Wenn man jetzt mal davon ausginge, dass Sie recht haben: Wie kann man denn die Eltern zu mehr Verantwortung bringen? Dass die entsprechenden Eltern sich nicht um die Kinder sorgen, setzen Sie ja nicht voraus. Also scheint informieren allein nicht zu helfen. Und ich glaube, genau deswegen soll der Staat sich mehr einsetzen. Mehr Kindergeld ist da sicher nicht die einzige Schraube, aber wenn das Essen schon einmal gesichert ist, kann man auch mal einen Gedanken an andere Dinge verschwenden.

Wenn aber die Eltern keine Idee haben, was ihren Kindern wirklich hilft, dann ist es doch gut, wenn der Staat, wo er kann, eingreift und für JEDES Kind die Möglichkeit schafft, Musik zu machen, ins Museum zu gehen oder eben Fußball zu spielen oder was auch immer. Das fände ich eine gute Idee. Dafür würde ich auch gern Geld ausgeben. Dann können alle Kinder ganz frei entscheiden, was sie gern machen möchten und dann bei ihren Eltern nachforschen, ob die das unterstützen können und wollen. Und diese Eltern könnten dann schauen, wo es Unterstützung für die Wünsche der Kinder gibt – da hilft dann Information.

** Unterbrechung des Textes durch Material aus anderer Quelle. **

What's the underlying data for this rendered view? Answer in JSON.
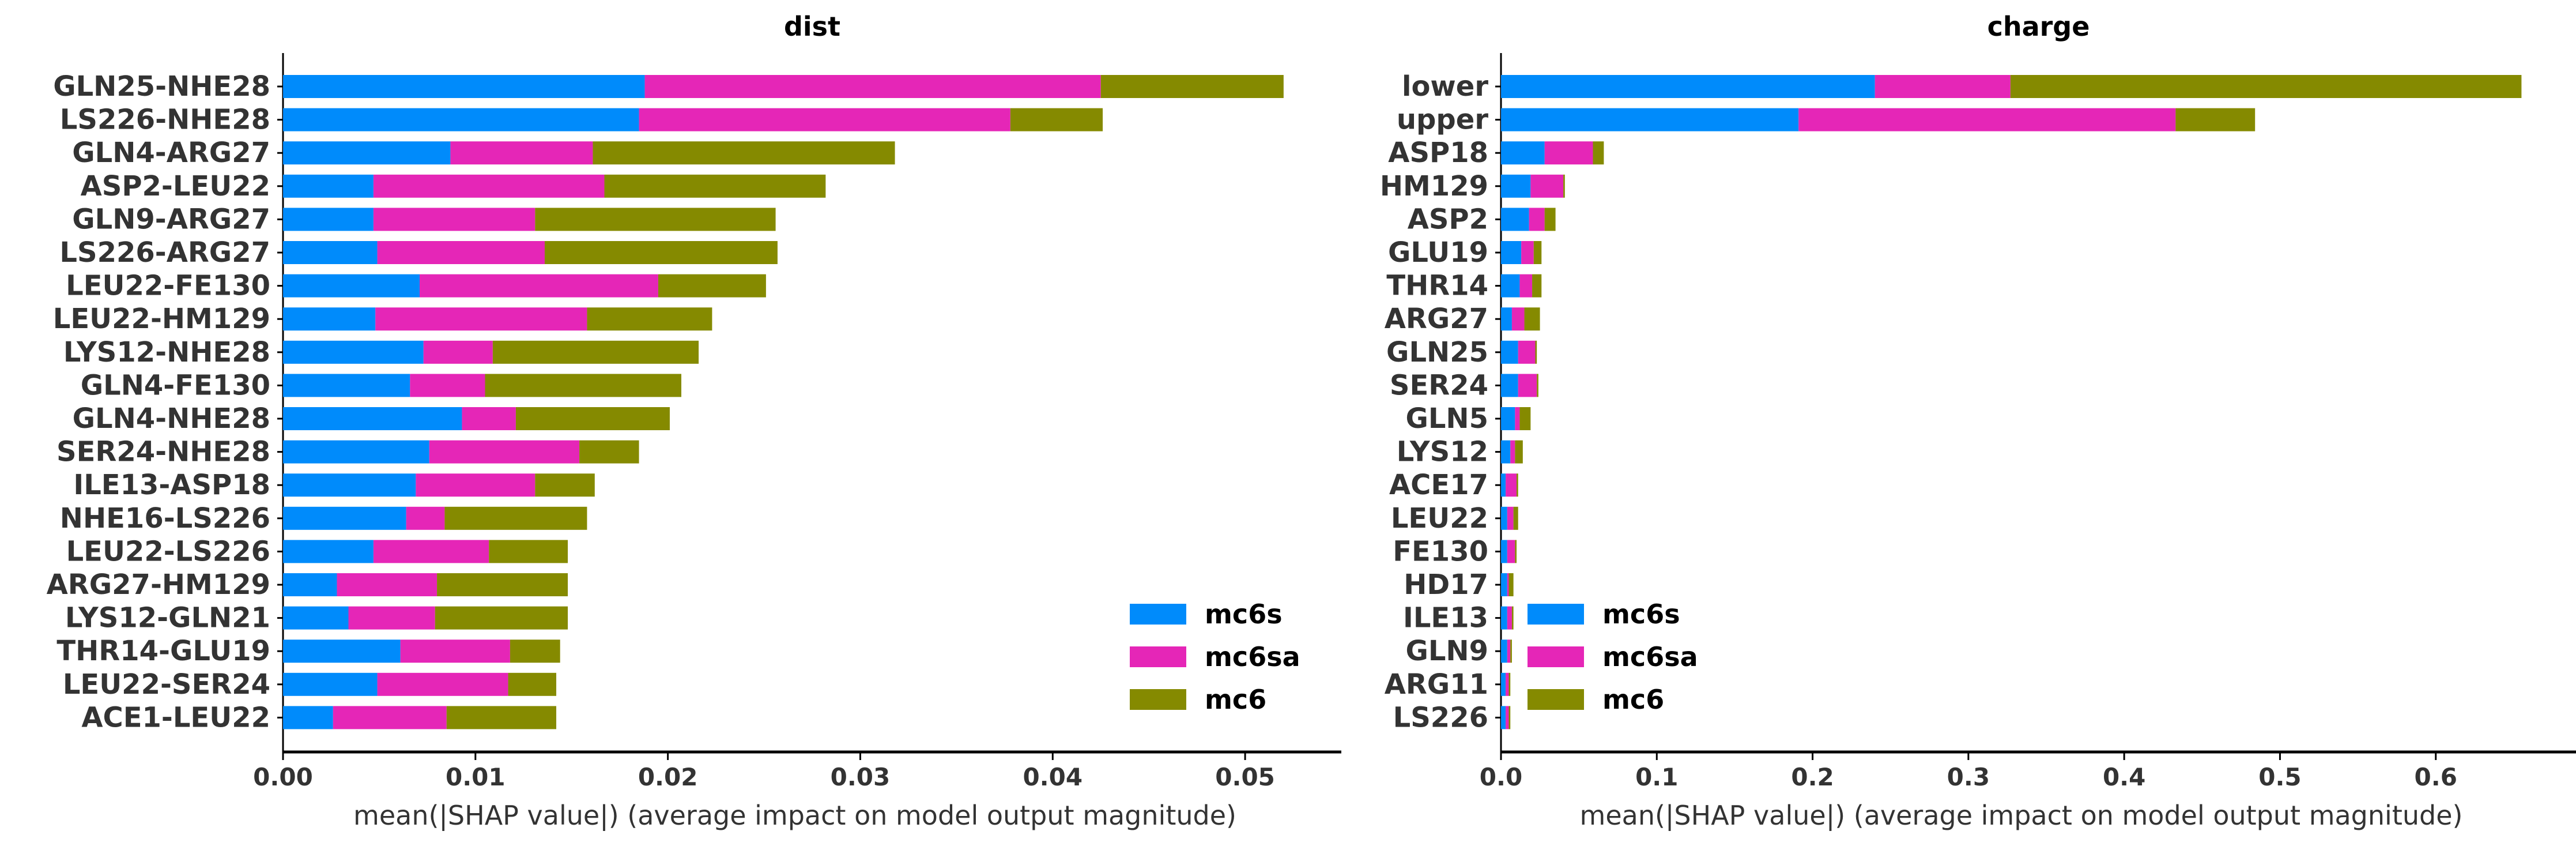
{
  "colors": {
    "mc6s": "#008bfb",
    "mc6sa": "#e526b7",
    "mc6": "#858a00",
    "axis": "#000000",
    "text": "#333333"
  },
  "chart_data": [
    {
      "type": "bar",
      "orientation": "horizontal",
      "stacked": true,
      "title": "dist",
      "xlabel": "mean(|SHAP value|) (average impact on model output magnitude)",
      "xlim": [
        0,
        0.055
      ],
      "xticks": [
        "0.00",
        "0.01",
        "0.02",
        "0.03",
        "0.04",
        "0.05"
      ],
      "xtick_values": [
        0,
        0.01,
        0.02,
        0.03,
        0.04,
        0.05
      ],
      "legend_position": "lower right",
      "categories": [
        "GLN25-NHE28",
        "LS226-NHE28",
        "GLN4-ARG27",
        "ASP2-LEU22",
        "GLN9-ARG27",
        "LS226-ARG27",
        "LEU22-FE130",
        "LEU22-HM129",
        "LYS12-NHE28",
        "GLN4-FE130",
        "GLN4-NHE28",
        "SER24-NHE28",
        "ILE13-ASP18",
        "NHE16-LS226",
        "LEU22-LS226",
        "ARG27-HM129",
        "LYS12-GLN21",
        "THR14-GLU19",
        "LEU22-SER24",
        "ACE1-LEU22"
      ],
      "series": [
        {
          "name": "mc6s",
          "values": [
            0.0188,
            0.0185,
            0.0087,
            0.0047,
            0.0047,
            0.0049,
            0.0071,
            0.0048,
            0.0073,
            0.0066,
            0.0093,
            0.0076,
            0.0069,
            0.0064,
            0.0047,
            0.0028,
            0.0034,
            0.0061,
            0.0049,
            0.0026
          ]
        },
        {
          "name": "mc6sa",
          "values": [
            0.0237,
            0.0193,
            0.0074,
            0.012,
            0.0084,
            0.0087,
            0.0124,
            0.011,
            0.0036,
            0.0039,
            0.0028,
            0.0078,
            0.0062,
            0.002,
            0.006,
            0.0052,
            0.0045,
            0.0057,
            0.0068,
            0.0059
          ]
        },
        {
          "name": "mc6",
          "values": [
            0.0095,
            0.0048,
            0.0157,
            0.0115,
            0.0125,
            0.0121,
            0.0056,
            0.0065,
            0.0107,
            0.0102,
            0.008,
            0.0031,
            0.0031,
            0.0074,
            0.0041,
            0.0068,
            0.0069,
            0.0026,
            0.0025,
            0.0057
          ]
        }
      ]
    },
    {
      "type": "bar",
      "orientation": "horizontal",
      "stacked": true,
      "title": "charge",
      "xlabel": "mean(|SHAP value|) (average impact on model output magnitude)",
      "xlim": [
        0,
        0.69
      ],
      "xticks": [
        "0.0",
        "0.1",
        "0.2",
        "0.3",
        "0.4",
        "0.5",
        "0.6"
      ],
      "xtick_values": [
        0,
        0.1,
        0.2,
        0.3,
        0.4,
        0.5,
        0.6
      ],
      "legend_position": "lower left",
      "categories": [
        "lower",
        "upper",
        "ASP18",
        "HM129",
        "ASP2",
        "GLU19",
        "THR14",
        "ARG27",
        "GLN25",
        "SER24",
        "GLN5",
        "LYS12",
        "ACE17",
        "LEU22",
        "FE130",
        "HD17",
        "ILE13",
        "GLN9",
        "ARG11",
        "LS226"
      ],
      "series": [
        {
          "name": "mc6s",
          "values": [
            0.24,
            0.191,
            0.028,
            0.019,
            0.018,
            0.013,
            0.012,
            0.007,
            0.011,
            0.011,
            0.009,
            0.006,
            0.003,
            0.004,
            0.004,
            0.004,
            0.004,
            0.004,
            0.003,
            0.003
          ]
        },
        {
          "name": "mc6sa",
          "values": [
            0.087,
            0.242,
            0.031,
            0.021,
            0.01,
            0.008,
            0.008,
            0.008,
            0.011,
            0.012,
            0.003,
            0.003,
            0.007,
            0.004,
            0.005,
            0.001,
            0.003,
            0.002,
            0.002,
            0.002
          ]
        },
        {
          "name": "mc6",
          "values": [
            0.328,
            0.051,
            0.007,
            0.001,
            0.007,
            0.005,
            0.006,
            0.01,
            0.001,
            0.001,
            0.007,
            0.005,
            0.001,
            0.003,
            0.001,
            0.003,
            0.001,
            0.001,
            0.001,
            0.001
          ]
        }
      ]
    }
  ]
}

Mir kommt es nämlich so vor: Die Kinder sehen in ihrer Peergroup, z.B. dass viele einen eigenen Fernseher haben und möchten auch einen. Die Eltern mühen sich ab, damit das Kind seinen Wunsch erfüllt bekommt und dann mit den anderen Kindern übers Fernsehen reden kann.

Wissen Sie, meine Eltern haben sich sehr bemüht und waren mit mir im Museum und im Theater und ich kann ein Instrument spielen und so weiter. Aber ich war wahnsinnig unbeliebt, weil unsportlich und zu schlau. Das hätte ich gern gegen einen Fernseher im Kinderzimmer und Freunde getauscht.

Heute bin ich das, was man wohl erfolgreich nennt. Aber meinen Job mache ich nicht, weil ich ihn mag, sondern weil ich ihn kann und dafür Geld bezahlt wird. Fürs Musizieren und Meerschweine streicheln gibt es leider nicht genug Geld um als erfolgreich durchzugehen – Ausnahmen mal nicht beachtet. Bestimmt hätte ich meinen Eltern einen Vorwurf gemacht, wenn ich kein Abitur gemacht hätte und so weiter, aber da sind Eltern chancenlos. Vorwürfe gibt es immer.

Ich finde es etwas unfair, zu behaupten, dass Kinder unglücklich werden, weil die Eltern ihnen nicht abends vorlesen und mit ihnen ins Theater gehen. Sind denn alle mit Bildungsbürgerhintergrund in der Lage, selbst für ihren Lebensunterhalt aufzukommen? Oder sind alle, die das können, glücklich?

Ich finde, wir sollten uns von dem eng gefassten „Ich kann nur glücklich werden, wenn ich gebildet bin und einen Sack voll Geld verdiene“ verabschieden und mal sehen, was wirklich wichtig ist im Leben.

Und ganz am Rande: Was ist denn an einem Cello nicht auszuhalten? Das finde ich ganz schön gemein dem F. gegenüber, dass er seine Träume da nicht durchsetzen kann. Vielleicht wäre er ein begnadeter Cellist geworden und noch dazu glücklich und nun muss er Klavier spielen… Ich finde Blockflöte nicht auszuhalten, auch nicht, wenn man arm ist. Da würde ich meinen Sohn lieber in den Sport schicken…

Übrigens gibt es hier und da Förderprogramme für Musikunterricht, sonst hätte ich nie ein Instrument lernen können. Das Instrument und der Lehrer wurde von der Stadt bezahlt, wenn man irgendwelche Formulare ausfüllt. Aber wenn die Eltern Probleme haben, selber zu lesen, sind solche Dokumente oft auch ein Buch mit sieben Siegeln.